The 10,000 rounds represent the first batch of 61-millimeter (mm) and 80-mm mortar shells to be rehabilitated and transferred from carton canisters — which make them vulnerable to damage from the elements — to the plastic casings that the Army developed with a private firm, Army chief Lieutenant General Romeo Tolentino told reporters here Thursday.
Tolentino said refurbishing the mortars would be 40 percent cheaper than buying new ones, which could cost up to $150 each according to military officials.
Holding up the double-seal, prototype plastic canister, Tolentino said: “Even if it [is] rained on, dropped, or soaked in water, the ammunition will not be affected.”
“This is the solution,” he added.
“The problem, really, is in the handling of the individual soldier. Our ammunition is in good condition while in storage; when they are handed to the troops, they deteriorate,” Tolentino said.
“We devised this rehabilitation of our ammunition because it is expensive to buy new ones,” he added.
The quality of the mortar ammunition in the military arsenal came under scrutiny after several rounds misfired or failed to launch during a fierce encounter between Marines and Moro Islamic Liberation Front (MILF) rebels in Tipo-Tipo town, Basilan province last July 10.
Fourteen Marines died in the encounter. Ten of them were later beheaded.
The MILF has confirmed engaging the Marines but denied beheading the slain troops.
On Thursday, around 40 mortar shells were test fired here. One misfired and one did not explode on impact and was deemed a dud. The rounds include those from the same lot number, or batch of deliveries, which misfired in Basilan last week.

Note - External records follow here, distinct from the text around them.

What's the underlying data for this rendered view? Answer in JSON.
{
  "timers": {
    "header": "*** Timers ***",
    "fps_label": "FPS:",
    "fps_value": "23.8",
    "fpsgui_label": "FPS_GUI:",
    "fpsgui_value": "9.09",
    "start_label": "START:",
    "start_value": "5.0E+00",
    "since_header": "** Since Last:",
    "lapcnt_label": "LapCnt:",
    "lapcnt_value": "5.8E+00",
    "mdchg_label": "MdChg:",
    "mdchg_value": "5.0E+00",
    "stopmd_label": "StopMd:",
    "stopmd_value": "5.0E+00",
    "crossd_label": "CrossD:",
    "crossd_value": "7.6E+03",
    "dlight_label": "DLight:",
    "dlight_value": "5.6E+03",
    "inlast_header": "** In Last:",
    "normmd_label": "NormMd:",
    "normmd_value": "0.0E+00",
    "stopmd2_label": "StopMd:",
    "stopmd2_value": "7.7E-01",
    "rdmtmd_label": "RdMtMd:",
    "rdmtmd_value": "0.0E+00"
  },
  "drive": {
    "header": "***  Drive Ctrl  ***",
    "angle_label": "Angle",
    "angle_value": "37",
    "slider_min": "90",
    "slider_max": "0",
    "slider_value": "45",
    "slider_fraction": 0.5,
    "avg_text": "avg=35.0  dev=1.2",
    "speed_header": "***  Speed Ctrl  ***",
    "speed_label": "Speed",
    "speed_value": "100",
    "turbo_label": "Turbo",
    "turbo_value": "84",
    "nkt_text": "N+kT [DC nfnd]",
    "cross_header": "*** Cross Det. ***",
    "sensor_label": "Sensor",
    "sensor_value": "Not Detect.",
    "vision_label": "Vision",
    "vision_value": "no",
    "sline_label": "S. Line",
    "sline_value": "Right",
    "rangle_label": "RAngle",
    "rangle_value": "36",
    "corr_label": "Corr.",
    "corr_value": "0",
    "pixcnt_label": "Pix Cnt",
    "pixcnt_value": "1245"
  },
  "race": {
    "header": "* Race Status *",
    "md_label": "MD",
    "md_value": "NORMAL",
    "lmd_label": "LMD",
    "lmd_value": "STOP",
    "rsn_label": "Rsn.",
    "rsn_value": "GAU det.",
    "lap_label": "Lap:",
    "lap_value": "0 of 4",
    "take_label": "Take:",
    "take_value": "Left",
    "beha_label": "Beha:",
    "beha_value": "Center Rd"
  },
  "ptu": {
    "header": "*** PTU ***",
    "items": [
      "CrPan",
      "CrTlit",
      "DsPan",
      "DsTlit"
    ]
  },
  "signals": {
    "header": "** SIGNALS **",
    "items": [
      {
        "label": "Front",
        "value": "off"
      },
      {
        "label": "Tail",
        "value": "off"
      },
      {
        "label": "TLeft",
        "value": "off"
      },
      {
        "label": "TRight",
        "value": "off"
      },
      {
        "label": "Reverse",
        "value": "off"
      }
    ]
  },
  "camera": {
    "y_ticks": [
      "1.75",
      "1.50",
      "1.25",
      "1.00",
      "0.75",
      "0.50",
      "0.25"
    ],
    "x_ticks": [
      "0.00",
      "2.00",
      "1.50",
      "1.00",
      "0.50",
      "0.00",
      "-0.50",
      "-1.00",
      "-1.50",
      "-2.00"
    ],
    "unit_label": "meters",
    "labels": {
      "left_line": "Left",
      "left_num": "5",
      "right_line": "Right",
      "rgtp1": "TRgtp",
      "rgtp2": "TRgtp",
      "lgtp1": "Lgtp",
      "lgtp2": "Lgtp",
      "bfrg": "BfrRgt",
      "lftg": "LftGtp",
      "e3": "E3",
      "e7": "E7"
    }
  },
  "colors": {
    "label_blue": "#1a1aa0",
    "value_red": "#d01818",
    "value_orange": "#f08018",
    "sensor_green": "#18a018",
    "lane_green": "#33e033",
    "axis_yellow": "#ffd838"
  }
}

Tolentino said the test firing proved that the ammunition is in good condition after being pulled out of military storage but is prone to damage by the elements when brought by soldiers into combat.
He said moisture seeps into the cardboard canisters, which come with the mortar rounds when they are purchased. This damages the firing device and propellant charge, the components that launch the shells into the air.
Tolentino said the firing device and propellant charge of each mortar round would be replaced under the rehabilitation program, the first phase of which is targeted for completion by the end of 2007.